Numéro d'arrêt : 01688
Numéro NOR : CETATEXT000007653241 ?
Identifiant URN:LEX : urn:lex;fr;conseil.etat;arret;1976-10-01;01688 ?

Analyses :

MARCHES ET CONTRATS ADMINISTRATIFS - EXECUTION FINANCIERE DU CONTRAT - NANTISSEMENT ET CAUTIONNEMENT - CAUTIONNEMENT - Délai dans lequel le cautionnement doit être remboursé à la suite de la réception définitive.

39-06-01-04 Si les contrats relatifs à la construction d'un I.U.T. fixent les températures minimum à obtenir dans les différents locaux par une température extérieure de 10 degrés au-dessous de zéro, cette clause n'autorise pas l'administration à différer la réception définitive jusqu'au retour de conditions climatiques permettant la vérification directe de l'aptitude de l'installation de chauffage à satisfaire aux conditions contractuelles.

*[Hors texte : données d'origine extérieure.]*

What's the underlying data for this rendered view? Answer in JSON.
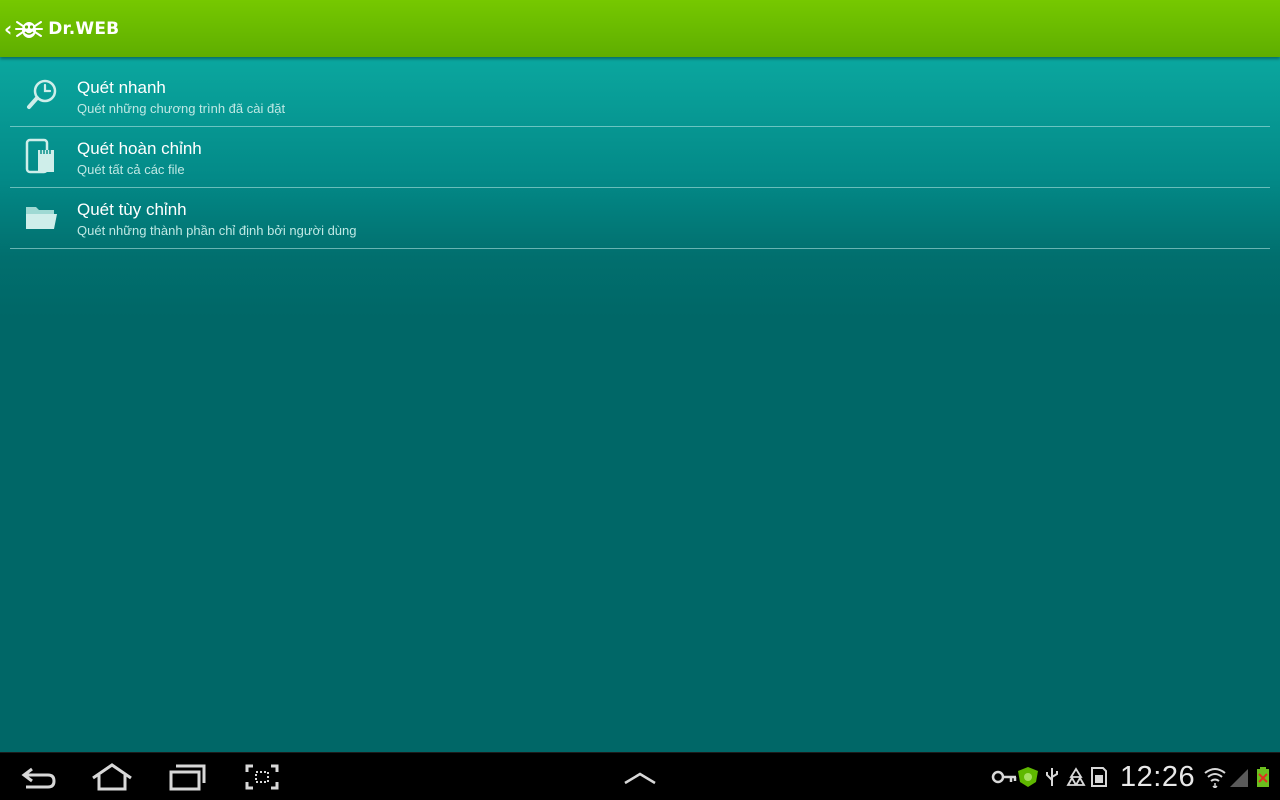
{
  "action_bar": {
    "title": "Dr.WEB",
    "brand_color": "#6cbf00"
  },
  "menu": {
    "items": [
      {
        "title": "Quét nhanh",
        "subtitle": "Quét những chương trình đã cài đặt",
        "icon": "clock-search-icon"
      },
      {
        "title": "Quét hoàn chỉnh",
        "subtitle": "Quét tất cả các file",
        "icon": "device-sdcard-icon"
      },
      {
        "title": "Quét tùy chỉnh",
        "subtitle": "Quét những thành phần chỉ định bởi người dùng",
        "icon": "folder-icon"
      }
    ]
  },
  "system_bar": {
    "nav_buttons": [
      "back-icon",
      "home-icon",
      "recent-apps-icon",
      "screenshot-icon",
      "chevron-up-icon"
    ],
    "status_icons": [
      "key-icon",
      "drweb-shield-icon",
      "usb-icon",
      "recycle-icon",
      "sdcard-icon",
      "wifi-icon",
      "signal-icon",
      "battery-icon"
    ],
    "clock": "12:26"
  },
  "colors": {
    "background": "#006767",
    "list_top": "#0ba79f",
    "subtitle": "#bfe8e4"
  }
}
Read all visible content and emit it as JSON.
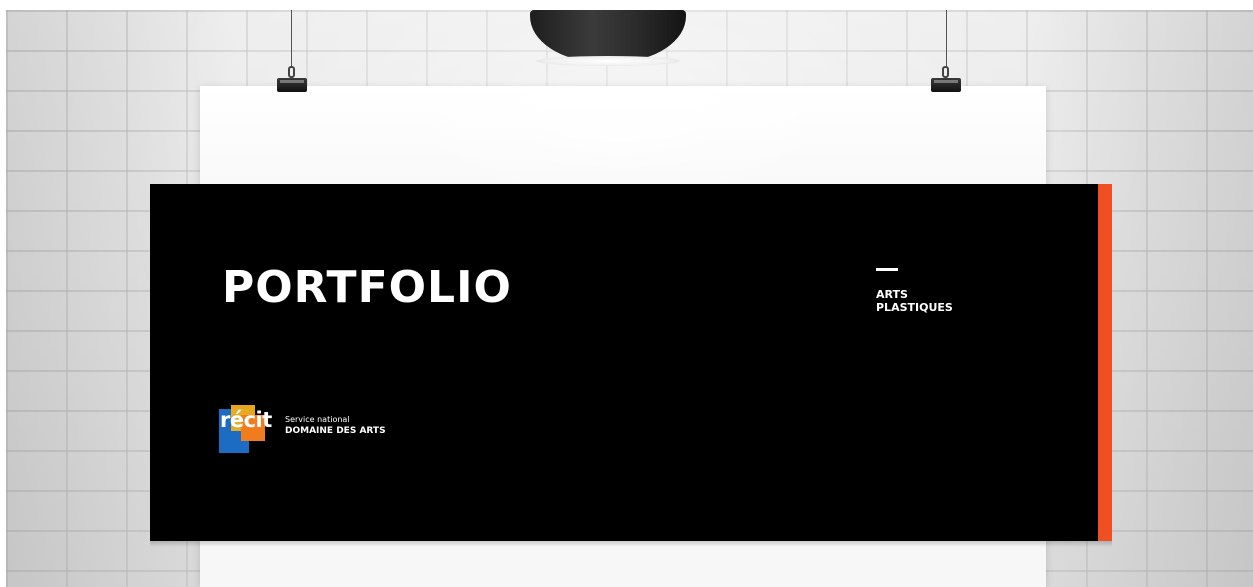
{
  "poster": {
    "title": "PORTFOLIO",
    "subject_line_1": "ARTS",
    "subject_line_2": "PLASTIQUES",
    "accent_color": "#f04e23",
    "banner_color": "#000000"
  },
  "logo": {
    "wordmark": "récit",
    "line_1": "Service national",
    "line_2": "DOMAINE DES ARTS",
    "colors": [
      "#1c6cc4",
      "#f2b01d",
      "#f07c1e"
    ]
  },
  "scene": {
    "objects": [
      "brick-wall",
      "pendant-lamp",
      "paper-sheet",
      "binder-clip",
      "binder-clip"
    ]
  }
}
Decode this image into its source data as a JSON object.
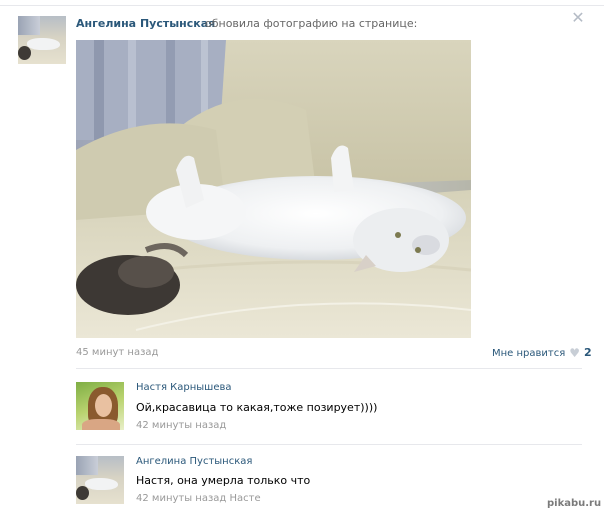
{
  "post": {
    "author": "Ангелина Пустынская",
    "action": "обновила фотографию на странице:",
    "close_icon": "✕",
    "time": "45 минут назад",
    "like_label": "Мне нравится",
    "like_icon": "♥",
    "like_count": "2"
  },
  "comments": [
    {
      "name": "Настя Карнышева",
      "text": "Ой,красавица то какая,тоже позирует))))",
      "time": "42 минуты назад",
      "reply_to": ""
    },
    {
      "name": "Ангелина Пустынская",
      "text": "Настя, она умерла только что",
      "time": "42 минуты назад",
      "reply_to": "Насте"
    }
  ],
  "watermark": "pikabu.ru"
}
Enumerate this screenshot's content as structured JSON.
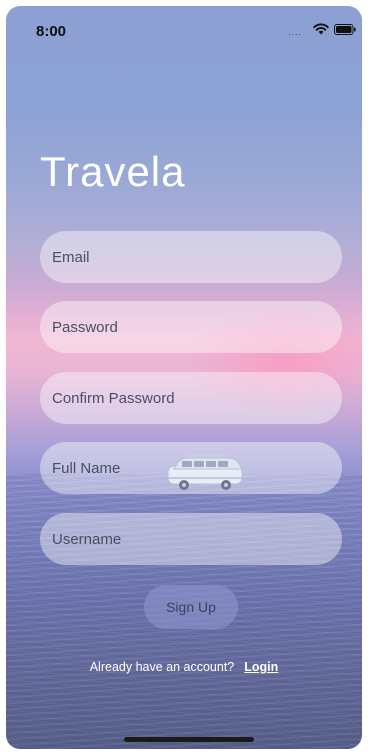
{
  "status_bar": {
    "time": "8:00",
    "signal": "....",
    "icons": [
      "wifi-icon",
      "battery-icon"
    ]
  },
  "app": {
    "title": "Travela"
  },
  "form": {
    "fields": [
      {
        "placeholder": "Email"
      },
      {
        "placeholder": "Password"
      },
      {
        "placeholder": "Confirm Password"
      },
      {
        "placeholder": "Full Name"
      },
      {
        "placeholder": "Username"
      }
    ],
    "submit_label": "Sign Up"
  },
  "footer": {
    "prompt": "Already have an account?",
    "login_label": "Login"
  },
  "colors": {
    "field_bg": "rgba(255,255,255,0.42)",
    "text": "#ffffff",
    "button_bg": "#8c96cd"
  }
}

MARCHES ET CONTRATS ADMINISTRATIFS - ARCHITECTES ET ENTREPRENEURS - QUESTIONS COMMUNES - RECEPTION DES TRAVAUX - Réception définitive subordonnée à l'exécution d'essais satisfaisants des installations de chauffage par un froid extérieur de moins dix degrés.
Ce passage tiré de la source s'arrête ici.